In the evening of the 30th, the financial report released by Longi Green Energy for the period from January to June of this year showed that the company achieved operating income of 38.529 billion yuan in the first half of 2024, a year-on-year decrease of 40.41%. The net profit was a loss of 5.243 billion yuan, whereas in the same period of 2023, the net profit was 9.178 billion yuan. The earnings per share were -0.69 yuan, the return on equity was -7.71%, operating cash flow per share was -0.8463 yuan, and the sales gross profit margin was 7.66%.

Longi Green Energy stated that in the first half of the year, there was an intensified mismatch between supply and demand in the photovoltaic industry, with primary industry chain prices further declining and falling below the company’s cost line.

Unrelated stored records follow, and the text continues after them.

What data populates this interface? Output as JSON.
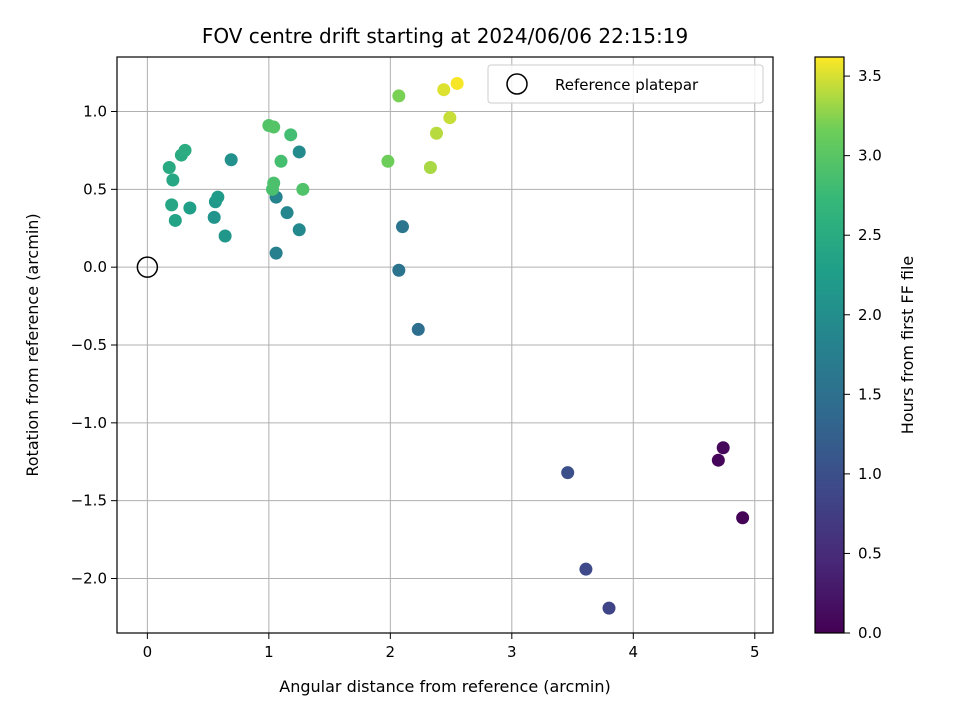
{
  "chart_data": {
    "type": "scatter",
    "title": "FOV centre drift starting at 2024/06/06 22:15:19",
    "xlabel": "Angular distance from reference (arcmin)",
    "ylabel": "Rotation from reference (arcmin)",
    "xlim": [
      -0.25,
      5.15
    ],
    "ylim": [
      -2.35,
      1.35
    ],
    "xticks": [
      0,
      1,
      2,
      3,
      4,
      5
    ],
    "xtick_labels": [
      "0",
      "1",
      "2",
      "3",
      "4",
      "5"
    ],
    "yticks": [
      -2.0,
      -1.5,
      -1.0,
      -0.5,
      0.0,
      0.5,
      1.0
    ],
    "ytick_labels": [
      "−2.0",
      "−1.5",
      "−1.0",
      "−0.5",
      "0.0",
      "0.5",
      "1.0"
    ],
    "grid": true,
    "legend": {
      "placement": "top-right",
      "entries": [
        "Reference platepar"
      ]
    },
    "reference_point": {
      "x": 0.0,
      "y": 0.0,
      "label": "Reference platepar"
    },
    "colorbar": {
      "label": "Hours from first FF file",
      "colormap": "viridis",
      "range": [
        0.0,
        3.62
      ],
      "ticks": [
        0.0,
        0.5,
        1.0,
        1.5,
        2.0,
        2.5,
        3.0,
        3.5
      ],
      "tick_labels": [
        "0.0",
        "0.5",
        "1.0",
        "1.5",
        "2.0",
        "2.5",
        "3.0",
        "3.5"
      ]
    },
    "points": [
      {
        "x": 4.9,
        "y": -1.61,
        "c": 0.02
      },
      {
        "x": 4.7,
        "y": -1.24,
        "c": 0.06
      },
      {
        "x": 4.74,
        "y": -1.16,
        "c": 0.08
      },
      {
        "x": 3.8,
        "y": -2.19,
        "c": 0.85
      },
      {
        "x": 3.61,
        "y": -1.94,
        "c": 0.92
      },
      {
        "x": 3.46,
        "y": -1.32,
        "c": 1.0
      },
      {
        "x": 2.23,
        "y": -0.4,
        "c": 1.47
      },
      {
        "x": 2.07,
        "y": -0.02,
        "c": 1.55
      },
      {
        "x": 2.1,
        "y": 0.26,
        "c": 1.58
      },
      {
        "x": 1.06,
        "y": 0.09,
        "c": 1.78
      },
      {
        "x": 1.06,
        "y": 0.45,
        "c": 1.83
      },
      {
        "x": 1.15,
        "y": 0.35,
        "c": 1.88
      },
      {
        "x": 1.25,
        "y": 0.24,
        "c": 1.92
      },
      {
        "x": 1.25,
        "y": 0.74,
        "c": 1.96
      },
      {
        "x": 0.69,
        "y": 0.69,
        "c": 2.05
      },
      {
        "x": 0.55,
        "y": 0.32,
        "c": 2.1
      },
      {
        "x": 0.64,
        "y": 0.2,
        "c": 2.15
      },
      {
        "x": 0.56,
        "y": 0.42,
        "c": 2.18
      },
      {
        "x": 0.58,
        "y": 0.45,
        "c": 2.22
      },
      {
        "x": 0.35,
        "y": 0.38,
        "c": 2.28
      },
      {
        "x": 0.23,
        "y": 0.3,
        "c": 2.35
      },
      {
        "x": 0.2,
        "y": 0.4,
        "c": 2.4
      },
      {
        "x": 0.21,
        "y": 0.56,
        "c": 2.43
      },
      {
        "x": 0.18,
        "y": 0.64,
        "c": 2.46
      },
      {
        "x": 0.28,
        "y": 0.72,
        "c": 2.48
      },
      {
        "x": 0.31,
        "y": 0.75,
        "c": 2.52
      },
      {
        "x": 1.1,
        "y": 0.68,
        "c": 2.85
      },
      {
        "x": 1.03,
        "y": 0.5,
        "c": 2.88
      },
      {
        "x": 1.04,
        "y": 0.54,
        "c": 2.9
      },
      {
        "x": 1.28,
        "y": 0.5,
        "c": 2.93
      },
      {
        "x": 1.18,
        "y": 0.85,
        "c": 2.83
      },
      {
        "x": 1.0,
        "y": 0.91,
        "c": 2.95
      },
      {
        "x": 1.04,
        "y": 0.9,
        "c": 2.97
      },
      {
        "x": 1.98,
        "y": 0.68,
        "c": 3.15
      },
      {
        "x": 2.07,
        "y": 1.1,
        "c": 3.2
      },
      {
        "x": 2.33,
        "y": 0.64,
        "c": 3.35
      },
      {
        "x": 2.38,
        "y": 0.86,
        "c": 3.4
      },
      {
        "x": 2.49,
        "y": 0.96,
        "c": 3.45
      },
      {
        "x": 2.44,
        "y": 1.14,
        "c": 3.52
      },
      {
        "x": 2.55,
        "y": 1.18,
        "c": 3.6
      }
    ]
  }
}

As a result, the company experienced a net loss during the reporting period, and businesses within the industry are facing operational difficulties.

It’s not just Longi Green Energy; the entire photovoltaic industry in China is under pressure. According to Caixin’s report on August 30th, major photovoltaic companies announced their financial performance late in the evening. Among them, silicon material leader Tongwei Co. incurred a loss of 3.1 billion yuan, a 124% decrease from the previous year, while module manufacturer JA Solar Technology recorded a loss of 870 million yuan, a 118% decrease.

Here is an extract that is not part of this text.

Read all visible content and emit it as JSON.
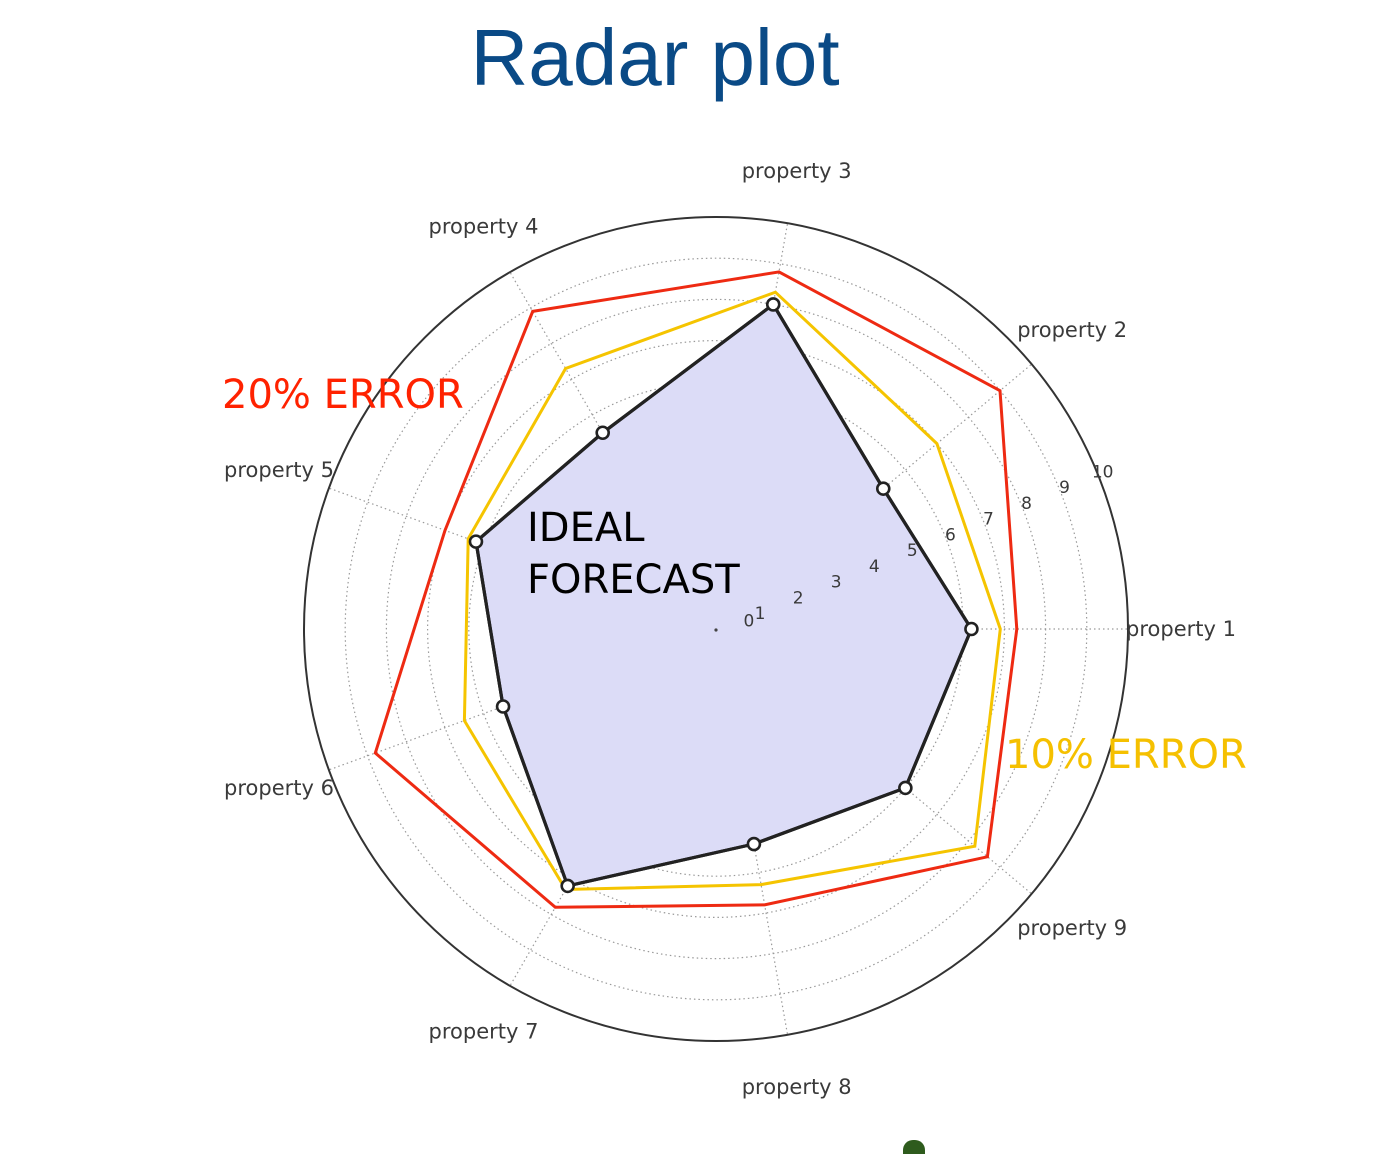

Even profitable enterprises have experienced significant declines in performance. Module manufacturers JA Solar Energy and JinkoSolar Technologies respectively earned profits of 1.2 billion yuan and 530 million yuan in the first half of the year, with profits decreasing by 69% and 85% respectively.

Caixin reported that since the beginning of this year, oversupply in the photovoltaic industry has intensified. The primary industry chain of photovoltaic manufacturing includes silicon materials, silicon wafers, solar cells, and modules. According to statistics from the China Photovoltaic Industry Association, prices in the industry chain for silicon materials, silicon wafers, solar cells, and modules have fallen by 40%, 48%, 36%, and 15%, respectively, compared to the beginning of the year.

Tongwei Co. stated in its financial report, “Prices in various segments of the photovoltaic industry chain have hit historic lows, completely breaking through companies’ cost lines, leading to widespread industry losses.” Furthermore, some less competitive companies have gradually suspended or reduced production due to insufficient orders, inventory backlogs, and financial constraints.

Affected by the continuous decline in industry chain prices, photovoltaic companies have significantly recorded impairment losses on assets. In the financial reports released on the 30th, the five leading companies accounted for a total impairment of billions of yuan. Longi Green Energy and Tongwei Co. recorded impairments of 5.8 billion yuan and 2.4 billion yuan respectively, while JA Solar Technology, JA Solar Energy, and JinkoSolar Technologies each recorded asset impairment losses of 430 million yuan, 580 million yuan, and 520 million yuan.

Several industry insiders revealed that the entire photovoltaic industry is currently experiencing a cash hemorrhage at all levels, and it remains uncertain whether production capacity can be cleared by the end of the year to achieve supply-demand balance. At present, industry chain prices have fallen below production costs, with the possibility of further decline in module prices. Moreover, in the market, factors such as low bidding prices, inefficient products, and excess inventory have led to price declines, continuously disrupting market trends and making it difficult for module prices to recover.

Public data shows that Longi Green Energy was established in 2000 and is located at 388 Aerospace Middle Road, Chang’an District, Xi’an City. It is primarily engaged in research, production, and sales of monocrystalline silicon rods, wafers, cells, and modules. It has since developed into the world’s largest enterprise mainly focused on the production of monocrystalline silicon wafers and modules. The company has a registered capital of 7.578 billion yuan, with Li Zhenguo serving as the legal representative.

According to Tianyancha’s big data, Longi Green Energy Technology Co., Ltd. has invested in a total of 35 external enterprises.